A novel EEG-driven multidimensional modelling of the Driver Performance Envelope for a user-centred human-vehicle interaction
Abstract
The concept of Driver Performance Envelope (DPE), conceptualized from the theory of Human Performance Envelope developed in aviation, defines the boundary within which the driver can perform effectively. This study proposes a novel multidimensional formulation of the DPE based on EEG-derived neurometrics, aimed at providing a time-resolved estimation of the driver’s readiness to safely operate the vehicle. Fifteen participants completed five simulated manual driving scenarios designed to elicit different levels of difficulty, stress and thus overall performance, by manipulating context (highway vs. urban), traffic density, weather conditions (sun, rain, fog), time pressure, and the presence of a secondary task. EEG was continuously recorded to extract individual neurometrics of workload, vigilance, stress, and fatigue. These dimensions were integrated into a DPE index through a novel processing pipeline combining Principal Component Analysis and Mutual Information. Questionnaires were administered to validate the experimental design. Results showed that the proposed EEG-driven DPE successfully discriminated driving conditions characterised by different hypothesised performance envelopes.
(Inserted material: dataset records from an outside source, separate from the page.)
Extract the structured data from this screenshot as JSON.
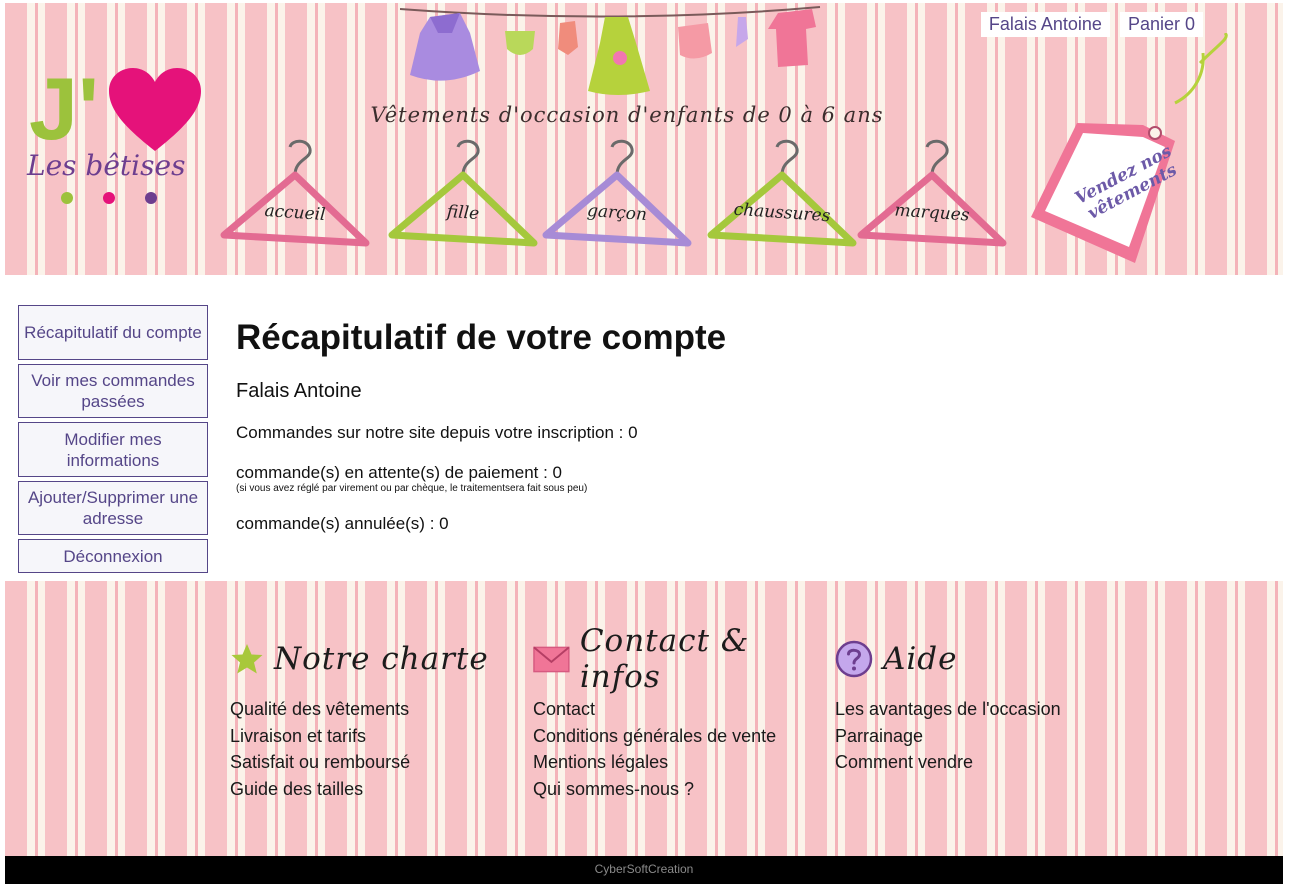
{
  "header": {
    "logo": {
      "mark": "J'",
      "subtitle": "Les bêtises"
    },
    "tagline": "Vêtements d'occasion d'enfants de 0 à 6 ans",
    "nav": [
      {
        "label": "accueil"
      },
      {
        "label": "fille"
      },
      {
        "label": "garçon"
      },
      {
        "label": "chaussures"
      },
      {
        "label": "marques"
      }
    ],
    "user_link": "Falais Antoine",
    "cart_link": "Panier 0",
    "sell_tag": "Vendez nos vêtements"
  },
  "sidebar": {
    "items": [
      {
        "label": "Récapitulatif du compte"
      },
      {
        "label": "Voir mes commandes passées"
      },
      {
        "label": "Modifier mes informations"
      },
      {
        "label": "Ajouter/Supprimer une adresse"
      },
      {
        "label": "Déconnexion"
      }
    ]
  },
  "main": {
    "title": "Récapitulatif de votre compte",
    "user_name": "Falais Antoine",
    "orders_since_signup": "Commandes sur notre site depuis votre inscription : 0",
    "pending_payment": "commande(s) en attente(s) de paiement : 0",
    "pending_note": "(si vous avez réglé par virement ou par chèque, le traitementsera fait sous peu)",
    "cancelled": "commande(s) annulée(s) : 0"
  },
  "footer": {
    "columns": [
      {
        "title": "Notre charte",
        "icon": "star-icon",
        "links": [
          "Qualité des vêtements",
          "Livraison et tarifs",
          "Satisfait ou remboursé",
          "Guide des tailles"
        ]
      },
      {
        "title": "Contact & infos",
        "icon": "envelope-icon",
        "links": [
          "Contact",
          "Conditions générales de vente",
          "Mentions légales",
          "Qui sommes-nous ?"
        ]
      },
      {
        "title": "Aide",
        "icon": "question-icon",
        "links": [
          "Les avantages de l'occasion",
          "Parrainage",
          "Comment vendre"
        ]
      }
    ],
    "credits": "CyberSoftCreation"
  },
  "colors": {
    "link_purple": "#554688",
    "stripe_pink": "#f7c2c6",
    "stripe_cream": "#fbf3ea",
    "logo_green": "#9cc23c",
    "logo_pink": "#e5127a",
    "logo_purple": "#6d3e8f"
  }
}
The DPE index significantly differentiated (p < .05) scenarios associated with high, intermediate, and—at least one comparison—low expected performance capacity. The robustness of the metric was supported by its comparison with an EEG baseline derived from a resting-state task, confirming its reliability and coherence across conditions. Beyond its methodological innovation, the proposed framework supports the development user-centred human–vehicle interaction strategies. Overall, this work demonstrates the feasibility and value of an EEG-driven multidimensional DPE as a key enabler for next-generation, human-centred mobility, contributing to safer and socially sustainable driving systems.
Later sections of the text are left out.